Hungary’s government on Saturday tried to calm investors and distanced itself from earlier comments by officials claiming that the country was close to defaulting on its debts.
State Secretary Mihaly Varga, a former finance minister, described talk of a default ”exaggerated … and unfortunate,” adding that the new, center-right government of the Fidesz party was committed to the 2010 budget deficit of 3.8 percent of GDP set by the previous administration even if ”immediate and urgent” steps were needed to achieve it.
”Hungary has made serious progress in consolidating its public finances over the last couple of years,” Olli Rehn, Europe’s commissioner for economic and monetary affairs, told reporters after a meeting of the Group of 20 in South Korea on Saturday. Any talk of a risk of default ”is widely exaggerated,” he said.
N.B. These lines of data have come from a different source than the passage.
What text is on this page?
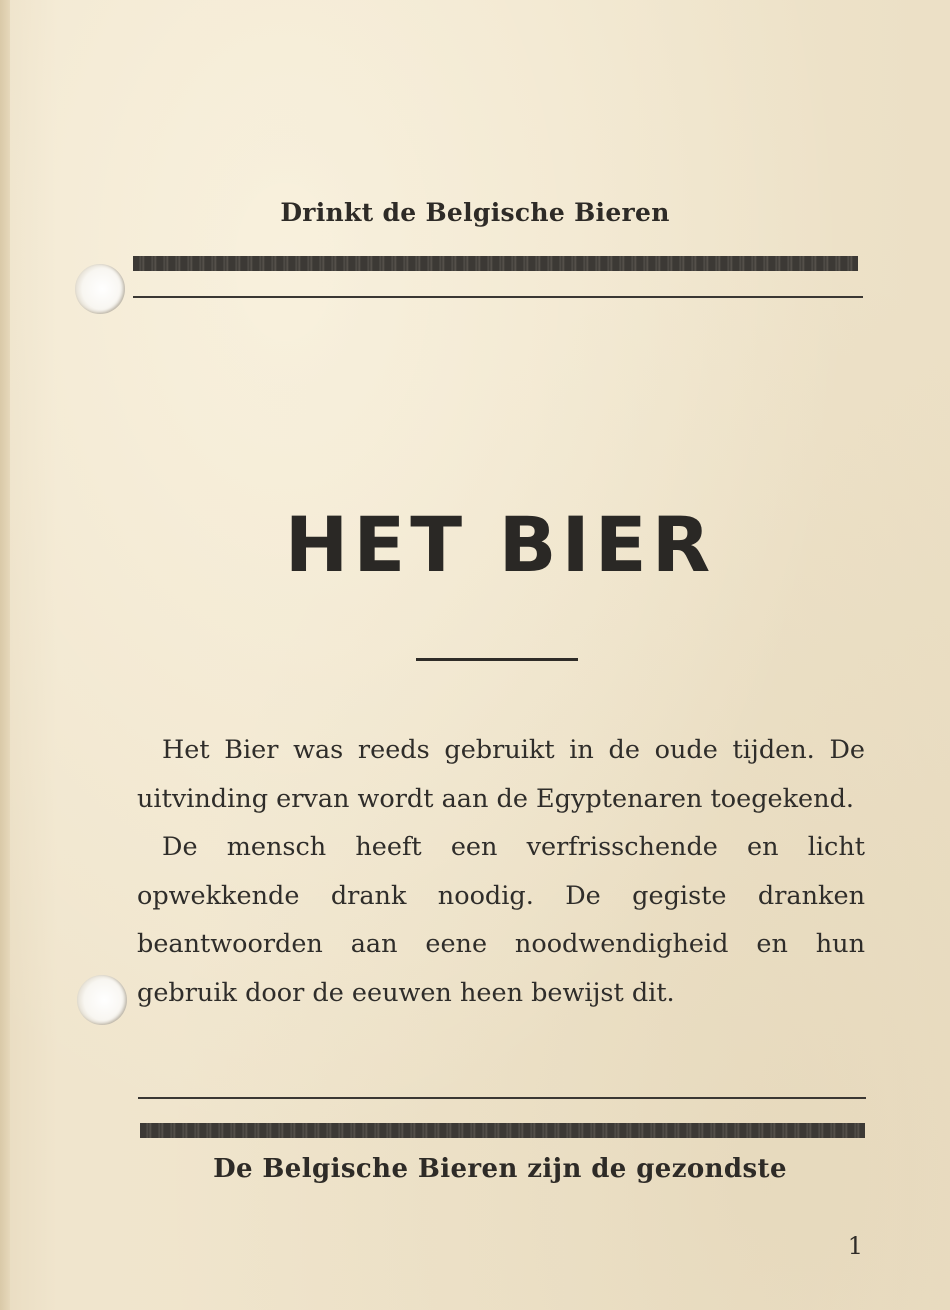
Drinkt de Belgische Bieren
HET BIER

Het Bier was reeds gebruikt in de oude tijden. De uitvinding ervan wordt aan de Egyptenaren toegekend.

De mensch heeft een verfrisschende en licht opwekkende drank noodig. De gegiste dranken beantwoorden aan eene noodwendigheid en hun gebruik door de eeuwen heen bewijst dit.

De Belgische Bieren zijn de gezondste
1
”The claim that the country is on a brink of sovereign default and risks following the Greek path does not hold up against the facts,” said a report on emerging markets from Goldman Sachs analyst Magdalena Polan. ”Hungary has already faced a crisis and asked for IMF and EU assistance in late 2008. In this context, Hungary is some 18 months ahead of Greece.”
The report also noted that Hungary still had access to unused parts of the rescue package of 20 billion euros ($27 billion) it was granted in 2008 and that the country could ”roll over” or replace its maturing debt with new loans ”without a problem.”
Sounds like to me Hungary is still on life support.
For a look at the comments that rattled the markets on Friday, please see Dollar Soars; Euro, Euro/Swiss, Forint Hit New Low; Hungary’s Prime Minister says Economy in “Very Grave Situation, Default Talk Not an Exaggeration”
Today’s comments that ”immediate and urgent” steps are needed to hit budget targets aren’t exactly reassuring.
Finally, just because Hungary blew up 18 months before Greece does not mean it can’t or won’t do so again.
Europe Headed Back In Recession
Let’s just see what happens to the European economy when Greece, Spain, Italy, France, Portugal, Hungary, and the UK (anyone else?) simultaneously implement various austerity programs while Germany raises taxes.
Europe will be back in recession in no time flat. That’s a needed adjustment, but the politicians and economists will not see it that way, and the economic cheerleaders will not know what hit them.
Remember the ridiculous decoupling theories in 2007 and 2008 about how Europe and China would decouple from the US market and be unaffected by a recession in the US?
Now we hear the same theory in reverse, that the US economy will not be negatively impacted by a slowdown in Europe and Asia.
All of the economic cheerleaders who got it wrong in 2008 are going to get it wrong again.